The Systems Operator. The systems operator controls and monitors the operations of the system based on instructions and specifications from the systems manager, the systems engineer, the hardware and software engineers, and the programmer. The systems operator executes programs in the system. He monitors how programs work. The systems operator also checks for errors while running the system. The systems operator assists programmers in testing and debugging programs.

12 Basic Systems Engineering Roles

The systems engineer has 12 basic roles. Other systems personnel may share some of these roles, but the systems engineer has the capacity to perform all of these roles. The 12 basic systems engineering roles:

  1. Requirements Owner
  2. System Designer
  3. System Analyst
  4. Validation/Verification Engineer
  5. Logistics/Operations Engineer
  6. Glue among Subsystems
  7. Customer Interface
  8. Technical Manager
  9. Information Engineer
  10. Process Engineer
  11. Coordinator
  12. Classified Ads Systems Engineer

The systems engineer is involved in the design and integration of systems. He functions as a manager of the development team. He also functions as an interface between the team and other parties, such as managers and suppliers.

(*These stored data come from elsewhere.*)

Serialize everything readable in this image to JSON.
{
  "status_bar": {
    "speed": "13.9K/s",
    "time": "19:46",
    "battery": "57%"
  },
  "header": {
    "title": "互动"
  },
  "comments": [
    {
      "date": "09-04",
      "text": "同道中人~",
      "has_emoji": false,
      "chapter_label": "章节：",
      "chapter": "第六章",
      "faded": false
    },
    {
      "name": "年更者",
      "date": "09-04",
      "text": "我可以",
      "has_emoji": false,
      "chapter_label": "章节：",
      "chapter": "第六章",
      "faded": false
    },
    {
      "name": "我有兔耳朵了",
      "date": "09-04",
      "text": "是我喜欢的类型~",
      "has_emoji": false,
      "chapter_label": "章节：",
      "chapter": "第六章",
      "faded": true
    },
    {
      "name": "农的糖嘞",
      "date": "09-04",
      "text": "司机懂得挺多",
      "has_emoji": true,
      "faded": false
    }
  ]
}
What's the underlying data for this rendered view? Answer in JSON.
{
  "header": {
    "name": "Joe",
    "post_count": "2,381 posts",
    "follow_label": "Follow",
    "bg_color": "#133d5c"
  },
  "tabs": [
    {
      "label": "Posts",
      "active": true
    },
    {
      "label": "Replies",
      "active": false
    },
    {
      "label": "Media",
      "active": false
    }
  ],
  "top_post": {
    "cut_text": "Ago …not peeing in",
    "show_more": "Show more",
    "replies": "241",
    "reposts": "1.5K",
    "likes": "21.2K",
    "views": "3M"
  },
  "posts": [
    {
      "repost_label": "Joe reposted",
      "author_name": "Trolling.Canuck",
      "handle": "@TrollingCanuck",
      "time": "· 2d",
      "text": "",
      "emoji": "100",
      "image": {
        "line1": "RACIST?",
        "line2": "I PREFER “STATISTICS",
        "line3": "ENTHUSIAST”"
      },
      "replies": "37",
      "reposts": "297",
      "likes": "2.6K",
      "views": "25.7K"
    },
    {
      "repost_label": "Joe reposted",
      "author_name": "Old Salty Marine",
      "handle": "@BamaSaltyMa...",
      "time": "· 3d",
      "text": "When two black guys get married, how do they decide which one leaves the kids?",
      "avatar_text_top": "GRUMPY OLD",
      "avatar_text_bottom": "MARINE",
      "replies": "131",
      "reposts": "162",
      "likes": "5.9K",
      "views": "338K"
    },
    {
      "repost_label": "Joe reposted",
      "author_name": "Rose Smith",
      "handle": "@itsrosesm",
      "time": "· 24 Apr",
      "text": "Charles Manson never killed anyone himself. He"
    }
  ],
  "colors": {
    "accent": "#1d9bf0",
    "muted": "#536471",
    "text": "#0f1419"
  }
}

Future Roles of the Systems Engineer

The systems engineer does not always assume all of the 12 basic roles at once. However, the roles in systems engineering are expected to increase. As businesses develop and use more information technology, systems engineering roles and responsibilities will broaden. In the future, the systems engineer will have new specialized roles in subfields of systems engineering. New needs and functions in using systems in organizations will create new roles for the systems engineer.

References
  • Kossiakoff, A., Sweet, W. N., Seymour, S., & Biemer, S. M. (2011). Systems engineering principles and practice (Vol. 83). John Wiley & Sons.
  • Pacific Northwest National Laboratory. Systems Engineering & Integration.
  • Parnell, G. S., Driscoll, P. J., & Henderson, D. L. (Eds.). (2011). Decision making in systems engineering and management (Vol. 81). John Wiley & Sons.
  • Sheard, S. (1996). Twelve Systems Engineering Roles. Software Productivity Consortium, Inc.
  • Solvberg, A., & Kung, D. C. (2011). Information systems engineering: an introduction. Springer Publishing Company, Incorporated.
  • U.S. Bureau of Labor Statistics. Computer Hardware Engineers.
  • U.S. Bureau of Labor Statistics. Network and Computer Systems Administrators.
  • U.S. Department of Homeland Security. Systems Engineering.